The Laudate App, for Android, iPhone and Kindle Fire is a prayer book, Bible and Missal all rolled into one. And so much more. I use this app daily for my prayer and meditation time. It contains the text of dozens of traditional Catholic prayers, including the Rosary, Divine Mercy Chaplet and other chaplets, Daily Readings according to Liturgical Year Cycle, many podcasts, Stations of the Cross and even a section to write your own prayers.
The app also contains has the ability to translate into several languages (online), access several Catholic radio stations (online) and Mass Times (online). The Catechism can be accessed (online) as well as many Vatican Documents. There is now an EWTN section, which I haven’t had much time to explore, yet.

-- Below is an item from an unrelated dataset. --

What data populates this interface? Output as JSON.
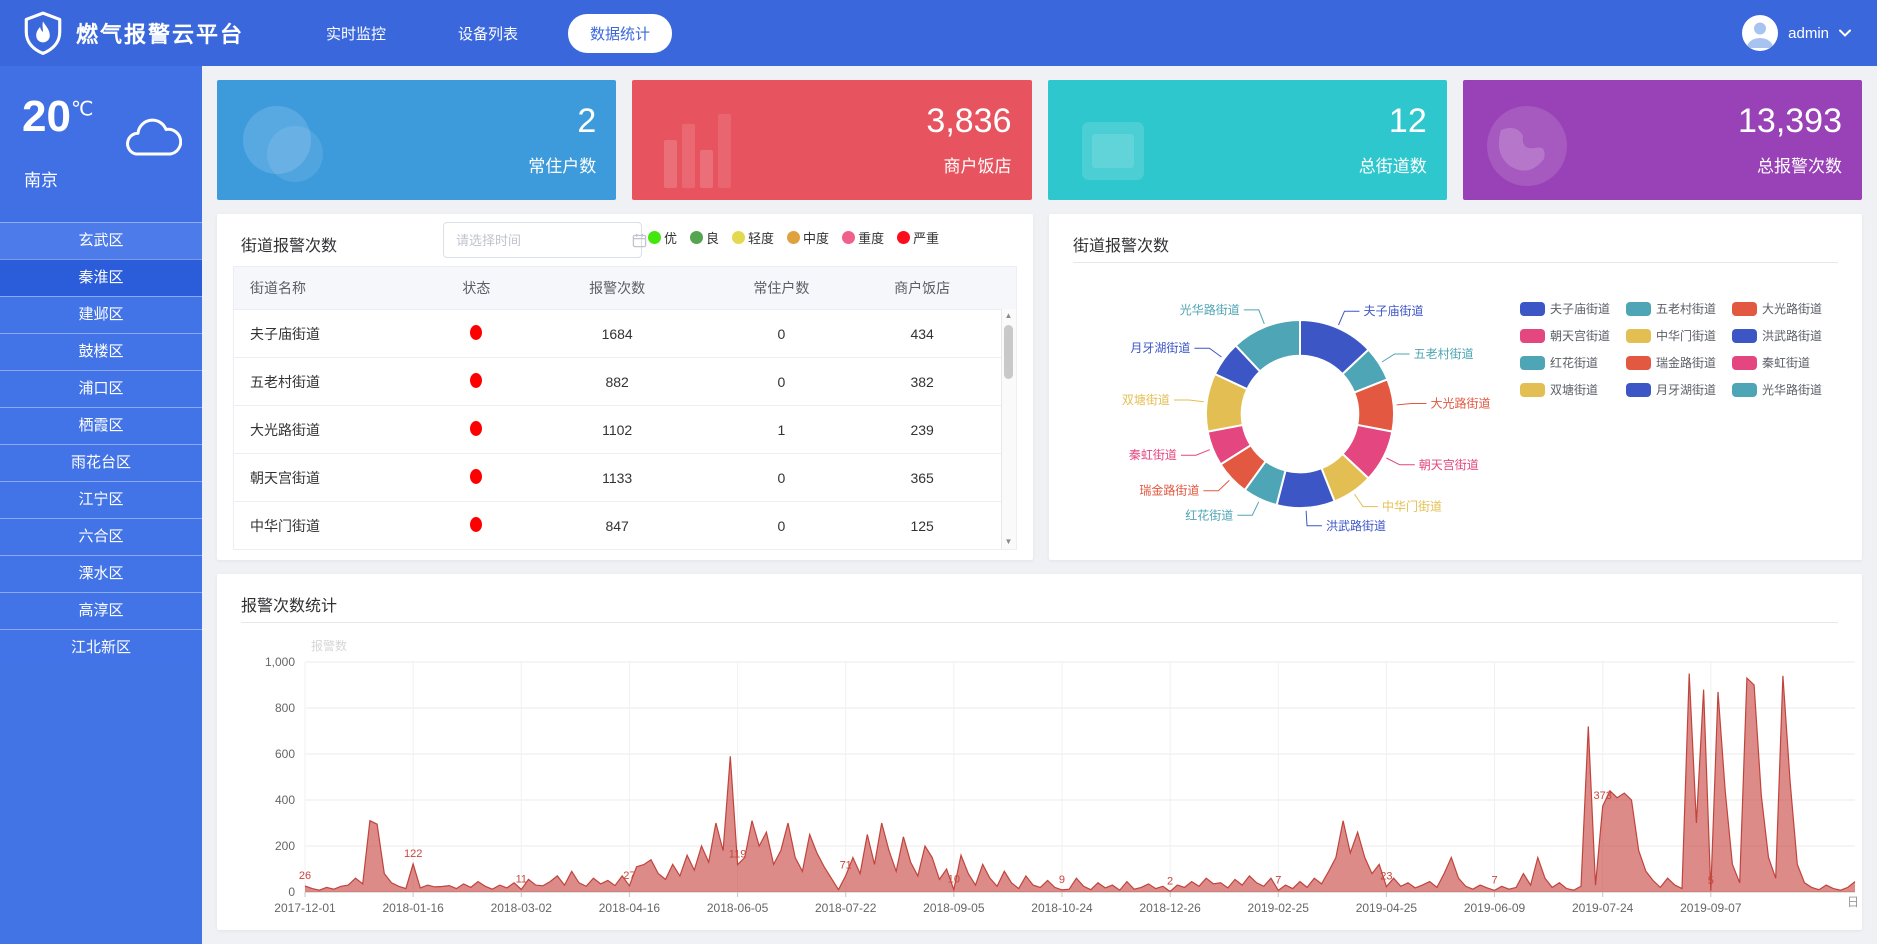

I mainly use this app for my prayer book and I wouldn’t be without it! If you are looking for a prayer book type app for your phone or other device, I highly recommend Laudate. The best part – it’s FREE!
– Since 2006, Sr. Julie and Sr. Maxine have been answering questions about living life as a consecrated religious, as well as helping others to discern what their individual vocation in life is. The Sisters, Servants of the Immaculate Heart of Mary, started A Nun’s Life online ministry to provide information and encourage vocations to religious life. Their excellent blog, entertaining podcasts, forums and other resources, including how to become a nun, offer lots of food for thought for anyone who’s ever wondered why women become nuns and what a religious woman’s life is like. In addition to the website, the sisters maintain a presence on Twitter, Facebook and You Tube. http://www.anunslife.org/
http://www.osb.org/ – The Benedictine order is noted for its life of simplicity and contemplation. Many monasteries run their own farms and practice sustainable living. Guided by the Rule of Benedict, written in the 6th century A.D. these men and women exude a peace and joy that stems from their immersion in “ora et labora”, prayer and work. Yet, where can the layperson start who wishes to emulate thier pursuit of holiness in the real world? I almost wish there was a “Rule of Benedict for Dummies” that would sort through the more difficult language and give a simple outline of life for dense minds such as mine. Since I have not yet discovered this instruction manual, I have been finding it very helpful to peruse the Daily Reading from the Rule on www.osb.org, underneath which is a link to St. John’s Abbey’s Daily Reflection on the Rule. Taking the Rule in tiny bites and applying it to my life just may help me get a little more on track with the way God wants me to live.